In einer E-Mail alarmierte die 15-Jährige ihren Hamburger Lehrer

Ein 15-jähriges Mädchen aus Stellingen sollte am Sonnabend in Berlin offenbar zwangsverheiratet werden. Die Schülerin mit serbischer Staatsangehörigkeit sei in der Nacht zu Dienstag "in die Wohnung ihres vorbestimmten Ehemannes verschleppt worden", berichtet der NDR. Bei dem Ehemann soll es sich um einen 19 Jahre alten Serben aus Berlin handeln. Aus der Wohnung des jungen Mannes hatte sich das Mädchen in einer E-Mail an ihren Lehrer gewandt. "Ich komme hier nicht weg, ich werde eingeschlossen", soll in der Nachricht gestanden haben. Außerdem habe sie darin Hinweise auf ihren Aufenthaltsort gegeben.

Als das Mädchen danach nicht in der Schule erschien, alarmierte der Lehrer die Polizei. Daraufhin stimmten sich die Hamburger Polizisten mit den Berliner Kollegen ab. Ein Polizeisprecher bestätigte, Berliner Beamte hätten die Schülerin am Mittwoch beim vorbestimmten Ehemann angetroffen. Das Mädchen sei wohlauf gewesen und dem Jugendnotdienst übergeben worden. Inzwischen ist die 15-Jährige wieder in Stellingen bei ihrer Familie.

Die Mutter soll von der Zwangsheirat Abstand genommen haben. Die Polizei ermittelt aber wegen Verletzung der Fürsorgepflicht. "Ziel des eingeleiteten Ermittlungsverfahrens ist es, zu klären, welche Tatbestände zutreffen", sagte ein Sprecher der Hamburger Polizei. Nun sei es Aufgabe des Hamburger Jugendamts, die Verhältnisse in der Familie zu prüfen.

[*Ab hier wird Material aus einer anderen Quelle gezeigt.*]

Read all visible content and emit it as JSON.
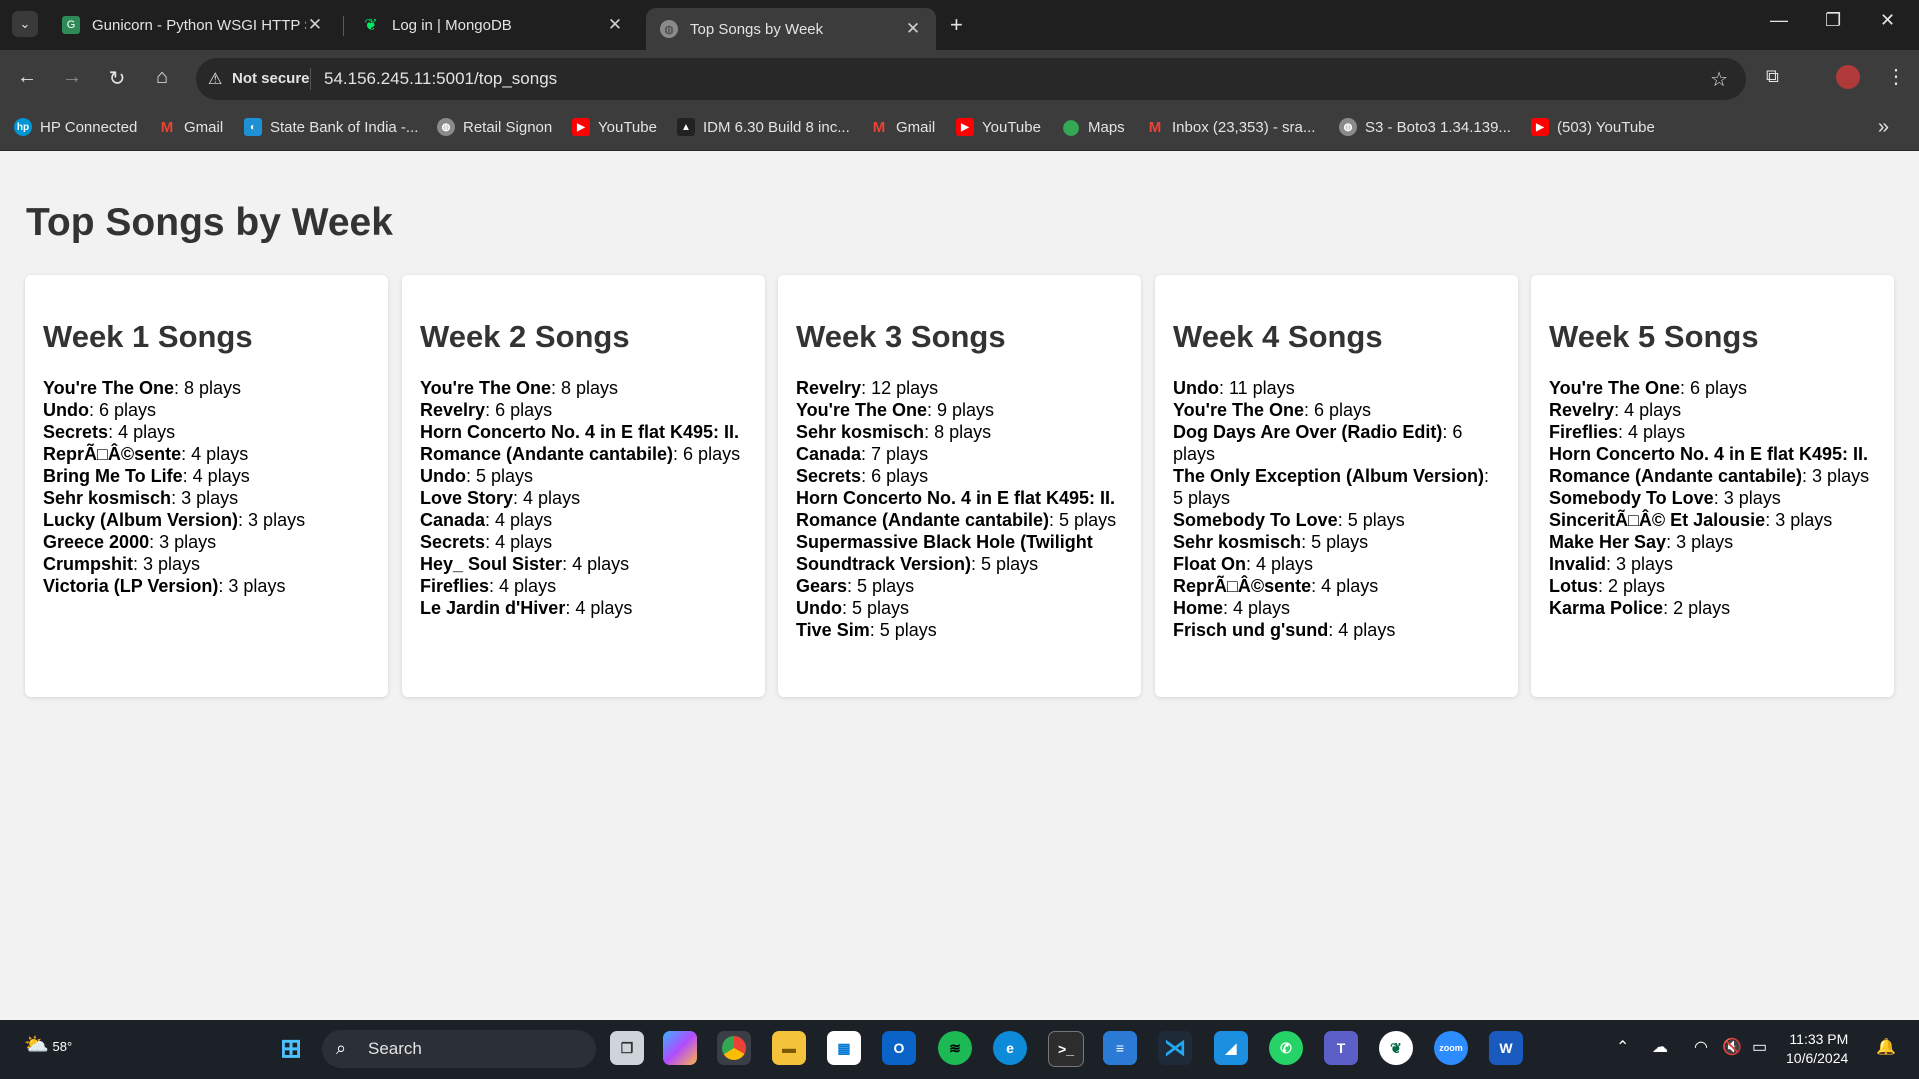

Das Schicksal des Mädchens ist kein Einzelfall. Rund 200 Frauen haben sich 2009 an die beiden behördlichen Beratungsstellen i.bera und LALE in Hamburg gewandt, weil sie von häuslicher Gewalt betroffen sind. In 74 Fällen waren sie von Zwangsheirat bedroht oder litten bereits seit Jahren darunter.

Die Stadt hat auf diese alarmierenden Zahlen reagiert. Um das Hilfsangebot zu erweitern, wurde im Januar dieses Jahres eine erste anonyme Schutzeinrichtung eröffnet, die sich vor allem an Mädchen zwischen 14 und 21 Jahren wendet. Finanziert wird "Zuflucht" von der Sozialbehörde. Sie kann bis zu sechs Betroffene aufnehmen.

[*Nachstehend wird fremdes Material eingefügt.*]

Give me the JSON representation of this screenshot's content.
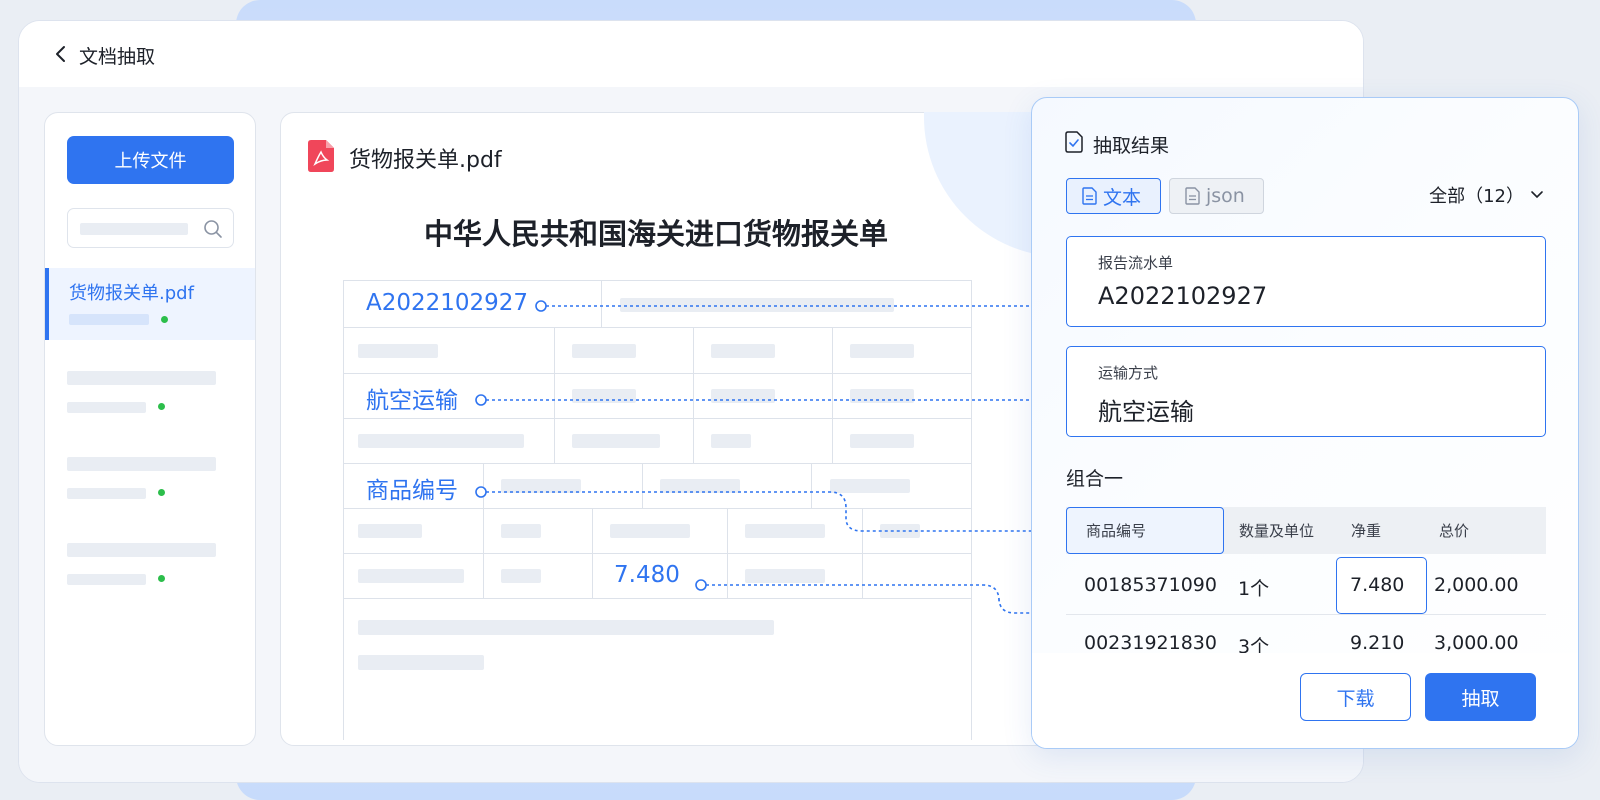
{
  "header": {
    "title": "文档抽取"
  },
  "sidebar": {
    "upload_label": "上传文件",
    "files": [
      {
        "name": "货物报关单.pdf"
      }
    ]
  },
  "document": {
    "file_name": "货物报关单.pdf",
    "heading": "中华人民共和国海关进口货物报关单",
    "highlights": {
      "report_no": "A2022102927",
      "transport": "航空运输",
      "product_code": "商品编号",
      "net_weight": "7.480"
    }
  },
  "results": {
    "title": "抽取结果",
    "tabs": [
      {
        "label": "文本"
      },
      {
        "label": "json"
      }
    ],
    "filter_label": "全部（12）",
    "fields": [
      {
        "label": "报告流水单",
        "value": "A2022102927"
      },
      {
        "label": "运输方式",
        "value": "航空运输"
      }
    ],
    "group": {
      "title": "组合一",
      "columns": [
        "商品编号",
        "数量及单位",
        "净重",
        "总价"
      ],
      "rows": [
        [
          "00185371090",
          "1个",
          "7.480",
          "2,000.00"
        ],
        [
          "00231921830",
          "3个",
          "9.210",
          "3,000.00"
        ]
      ]
    },
    "download_label": "下载",
    "extract_label": "抽取"
  },
  "colors": {
    "accent": "#2f74f0",
    "status_ok": "#2cbe4b",
    "pdf_red": "#f0465a"
  }
}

In Deutschland sind meist Frauen mit Migrationshintergrund von Zwangsheirat betroffen. Laut einer Studie des Bundesgesundheitsministeriums unter 143 türkischen Migrantinnen kannten 25 Prozent ihren Partner vor der Heirat nicht. Bei 50 Prozent wurde er von Verwandten gewählt, 17 Prozent gaben an, zur Ehe gezwungen worden zu sein. Neben Türkinnen sind Frauen aus Afghanistan, dem Iran sowie Roma und Sinti betroffen.